Everything in this opening section worked for me. The awkward re-connections, the "white" lies, the sense of guilt and obligation are all exploited in very funny ways. We discover that Gary has been exploiting some of his old friends for years and they did not know it. Gary is a force of nature, not automatically for good, but one that anyone in his path will have to deal with. Pegg delivers his lines like the cocksure, cheery, a hole he is playing. Timing is essential for a comedy and he has perfect timing for the comebacks, asides and outrageous arguments he spouts off on. Most of this gets even better when we get to the actual pub crawl and the alcohol starts taking effect. In the second act the other characters start to step forward and make their own comic contributions. They stop being foils for Gary's character and develop their own personality quirks that are just as amusing. Nick Frost, Pegg's partner in "Shaun of the Dead" and "Hot Fuzz", finally comes alive with some self righteous attitude and serious ass kicking skills playing Andy, Gary's closest friend in their youth. In the off the wall third act he is the main focus of the humor and he comes through just like Pegg does in the clinches.

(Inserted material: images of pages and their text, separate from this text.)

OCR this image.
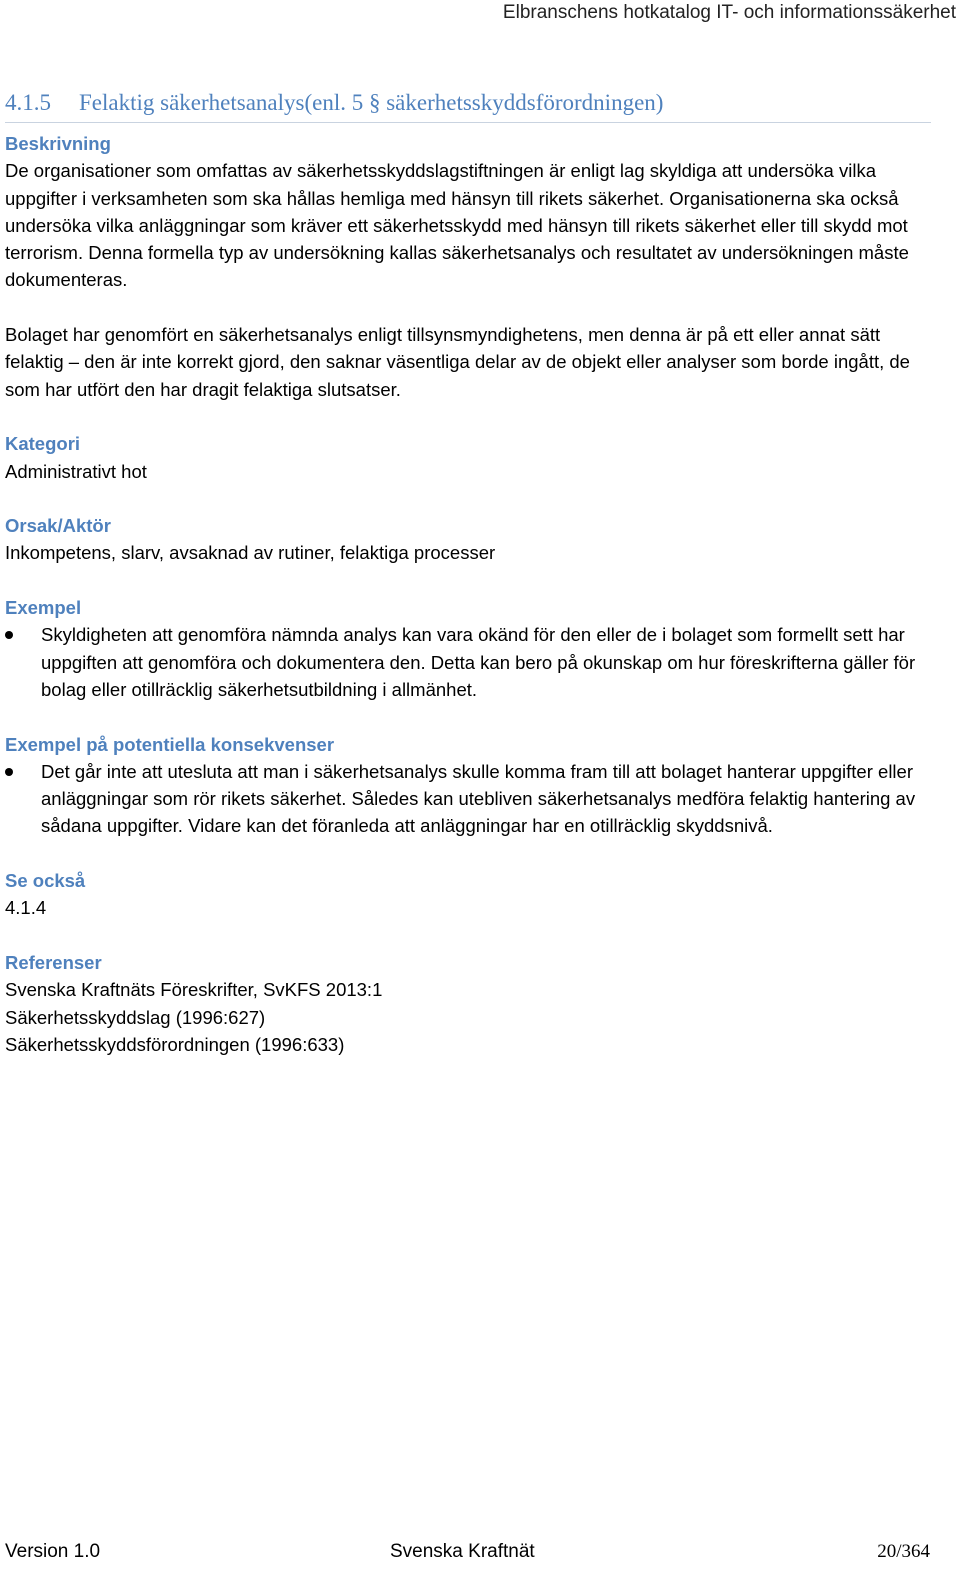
Elbranschens hotkatalog IT- och informationssäkerhet
4.1.5 Felaktig säkerhetsanalys(enl. 5 § säkerhetsskyddsförordningen)
Beskrivning

De organisationer som omfattas av säkerhetsskyddslagstiftningen är enligt lag skyldiga att undersöka vilka uppgifter i verksamheten som ska hållas hemliga med hänsyn till rikets säkerhet. Organisationerna ska också undersöka vilka anläggningar som kräver ett säkerhetsskydd med hänsyn till rikets säkerhet eller till skydd mot terrorism. Denna formella typ av undersökning kallas säkerhetsanalys och resultatet av undersökningen måste dokumenteras.

Bolaget har genomfört en säkerhetsanalys enligt tillsynsmyndighetens, men denna är på ett eller annat sätt felaktig – den är inte korrekt gjord, den saknar väsentliga delar av de objekt eller analyser som borde ingått, de som har utfört den har dragit felaktiga slutsatser.

Kategori
Administrativt hot
Orsak/Aktör
Inkompetens, slarv, avsaknad av rutiner, felaktiga processer
Exempel
Skyldigheten att genomföra nämnda analys kan vara okänd för den eller de i bolaget som formellt sett har uppgiften att genomföra och dokumentera den. Detta kan bero på okunskap om hur föreskrifterna gäller för bolag eller otillräcklig säkerhetsutbildning i allmänhet.
Exempel på potentiella konsekvenser
Det går inte att utesluta att man i säkerhetsanalys skulle komma fram till att bolaget hanterar uppgifter eller anläggningar som rör rikets säkerhet. Således kan utebliven säkerhetsanalys medföra felaktig hantering av sådana uppgifter. Vidare kan det föranleda att anläggningar har en otillräcklig skyddsnivå.
Se också
4.1.4
Referenser
Svenska Kraftnäts Föreskrifter, SvKFS 2013:1
Säkerhetsskyddslag (1996:627)
Säkerhetsskyddsförordningen (1996:633)
Version 1.0	Svenska Kraftnät	20/364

The slow burning second act cheerfully breaks down what sense of normalcy there was for these friends. There are a couple of life lessons and sad stories injected to add a bit more meaning to the proceedings, but everything continues to be funny. The pacing of this film is a lot like "Hot Fuzz" because once we hit the third act all hell breaks loose and any sense that this movie was going to be about the bonds of friendship gets lost in a completely creative yet oddly derivative story. Look, this is a Mash up of "Invasion of the Body Snatchers", "The Day the Earth Stood Still" and "Night of the Living Dead", so how is it creative? All those parts come two thirds of the way in and they speed the film along to it's conclusion so fast that it is hard to know exactly where we left the tracks of sanity, and who cares anyway? So it makes no sense that a bunch of middle aged men are suddenly mixed martial artists, or that an alien invasion is confronted with a hysterical reductionist Star Trek type alien computer meltdown. It is done in a silly and entertaining way. The creativity here comes from taking the absurdity of the plot twist and having a damn fun time with it.

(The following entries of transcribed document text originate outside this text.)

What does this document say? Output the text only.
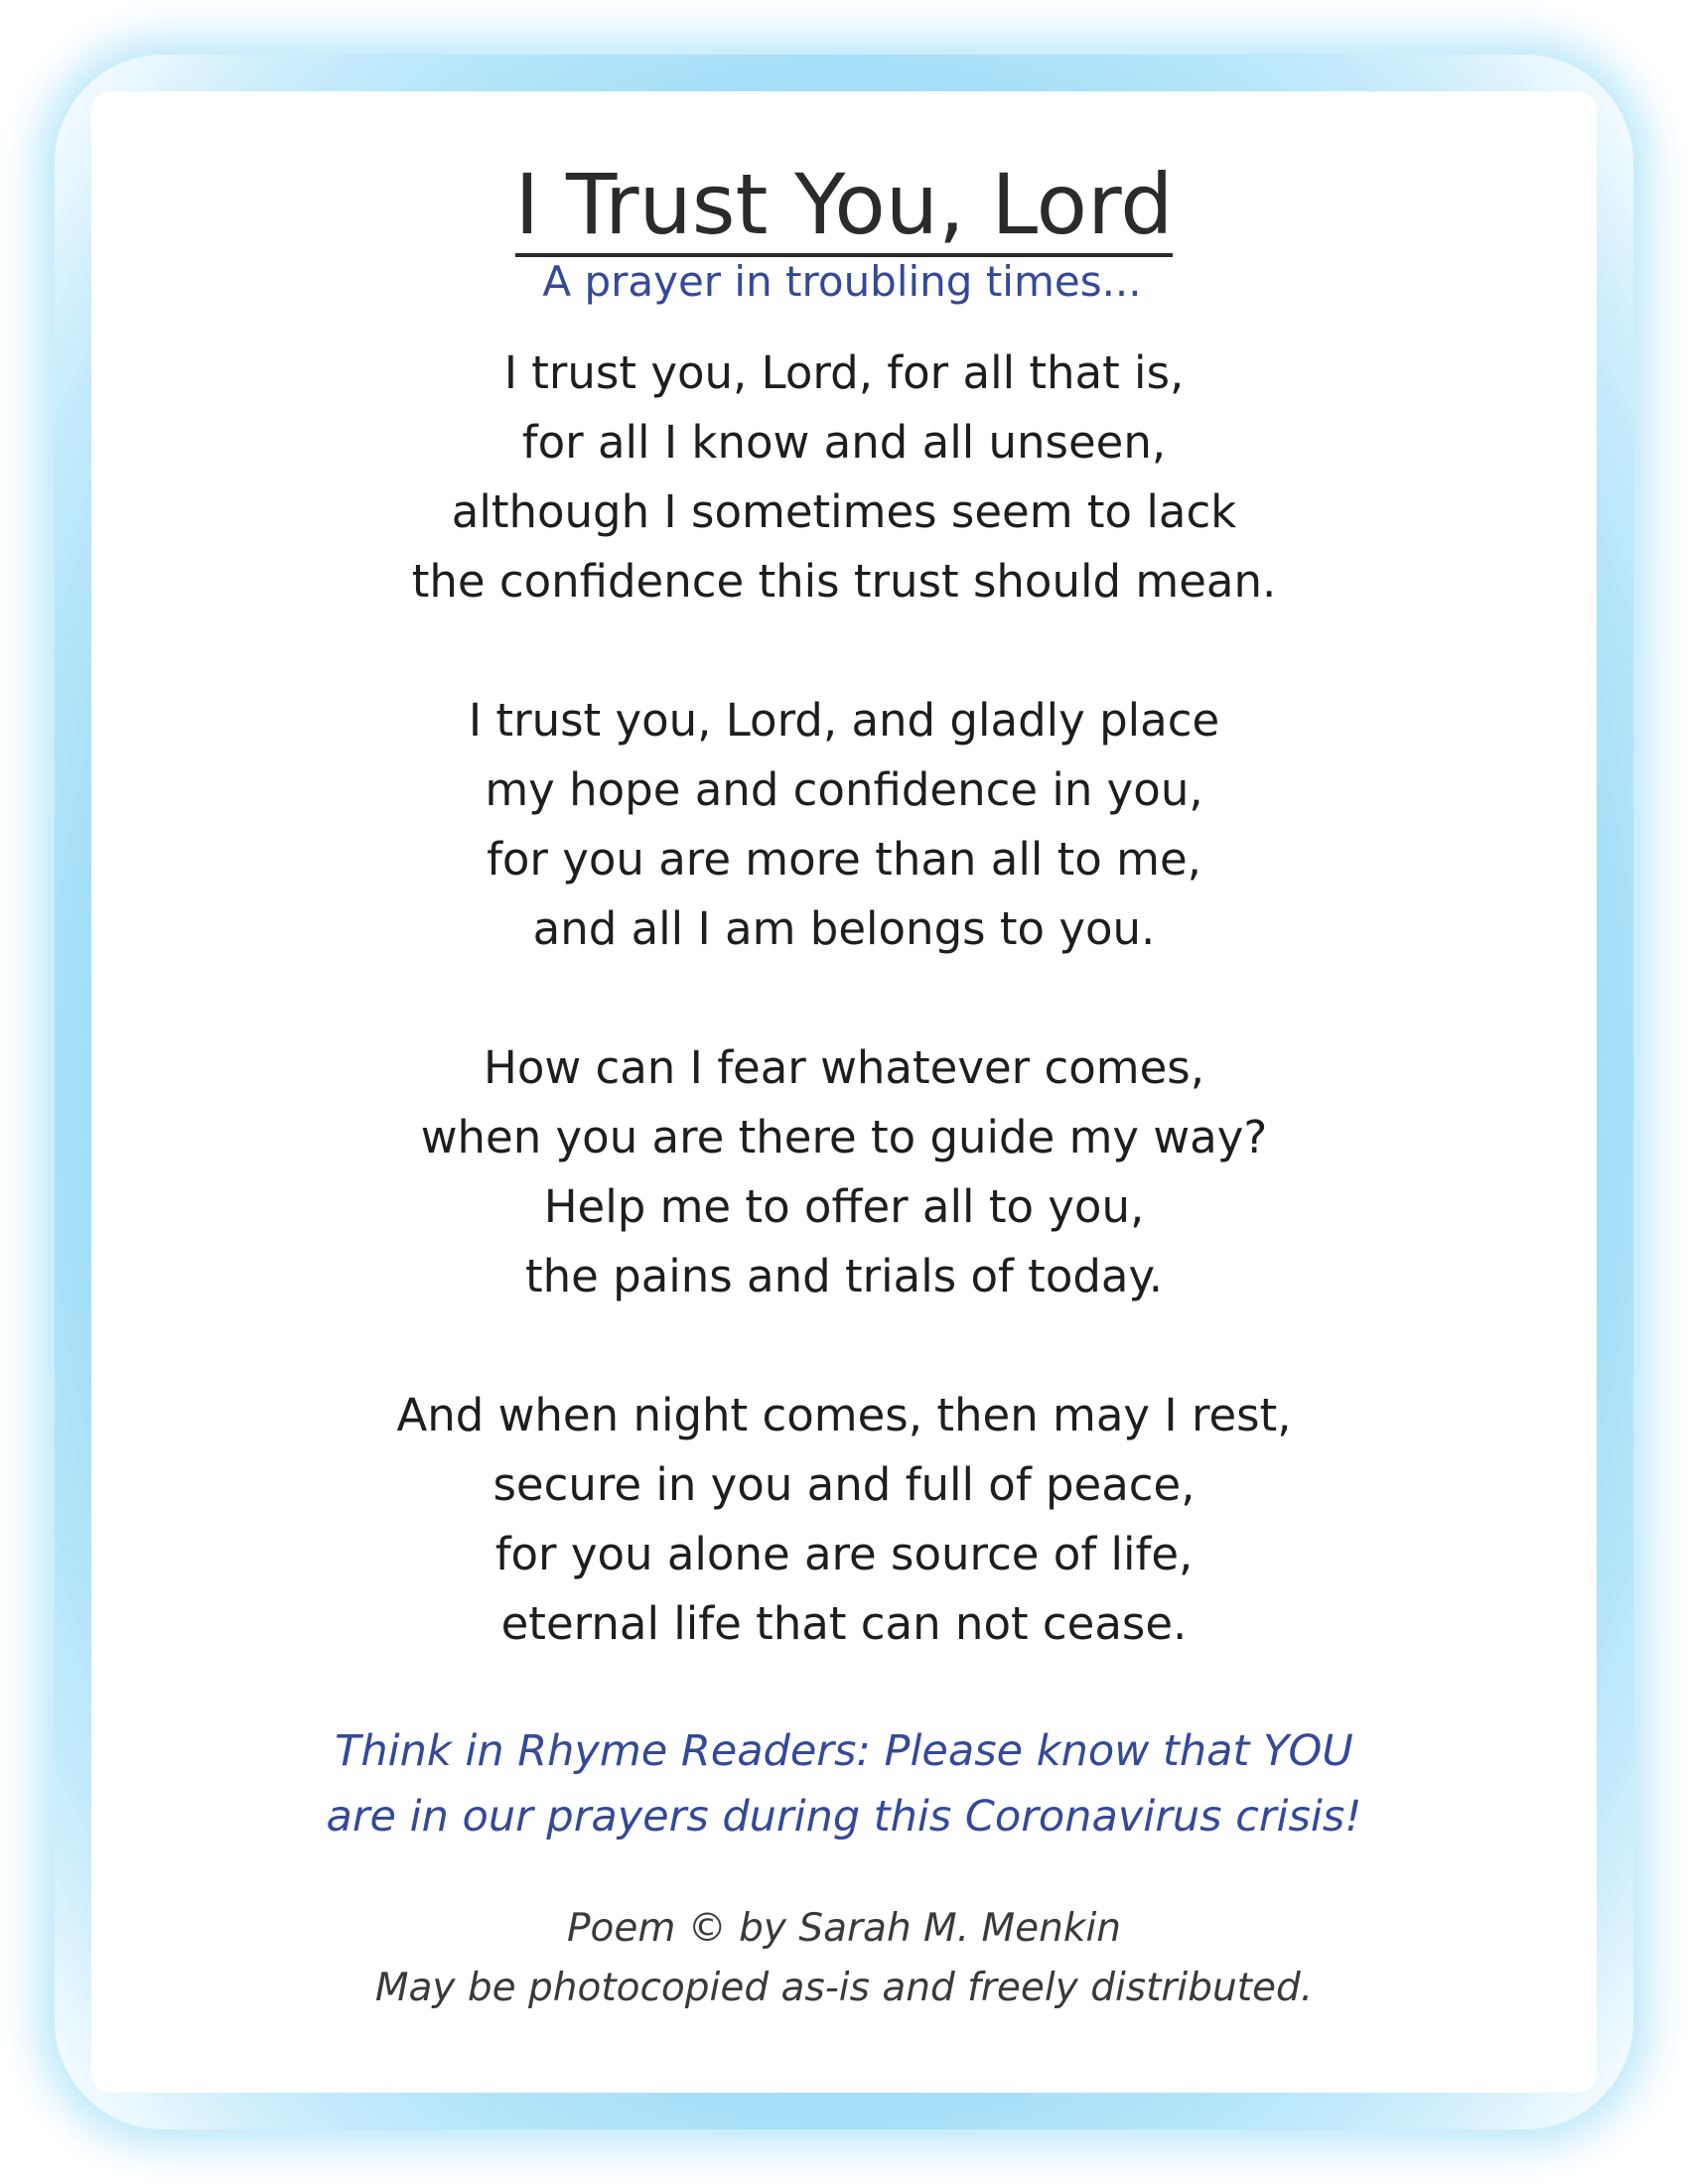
I Trust You, Lord
A prayer in troubling times...
I trust you, Lord, for all that is,
for all I know and all unseen,
although I sometimes seem to lack
the confidence this trust should mean.
I trust you, Lord, and gladly place
my hope and confidence in you,
for you are more than all to me,
and all I am belongs to you.
How can I fear whatever comes,
when you are there to guide my way?
Help me to offer all to you,
the pains and trials of today.
And when night comes, then may I rest,
secure in you and full of peace,
for you alone are source of life,
eternal life that can not cease.
Think in Rhyme Readers: Please know that YOU
are in our prayers during this Coronavirus crisis!
Poem © by Sarah M. Menkin
May be photocopied as-is and freely distributed.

There are technical issues with some effects, and there are story issues that seem just awkward. I don't care. This is the second film in the so called  "Cornetto" Trilogy to turn a former James Bond into a villain, the music cues are fantastic, Rosamund Pike appears again in a Pierce Brosnan movie and she is mature beautiful instead of hot beautiful. The audience was laughing so much that I missed several lines so this experience will clearly need repeating. What better recognition can you give to a comedy than I cried my eyes out with laughter? Maybe I could have wet myself but I did not lose that much control and I'm still willing to say it was incredibly funny. Humor is subjective at times, maybe it won't strike you the same way it did me. If that's the case I'm sorry for you because this was the movie I enjoyed the most this year. It was original, familiar, and just so damn funny to me that I pity you if you missed the experience I had.

4 comments:

le0pard13 said...

I thoroughly enjoyed this, my kids, too. Repeated dialogue after it was said and done, as well. Always a good sign in our book. Fine look at this, Richard.

Richard Kirkham said...

My daughter was tickled pink that I laughed all the way out of the theater and in the car. Every time I thought of a scene I'd start chuckling again. Glad you enjoyed and thanks again for the compliment.

3guys1movie.com said...

I had a good time watching this. I am pretty sure that fact that we could have a few pints while we watched the film did not hurt my appreciation of it.
However, I found this to be the weakest of the three films in the trilogy. At times this film seemed a bit darker and more mature of a film.

Richard Kirkham said...

The ending is darker but still with a slamming good joke. They are getting older so maybe the more mature theme makes some sense. Glad you enjoyed and thanks for coming by.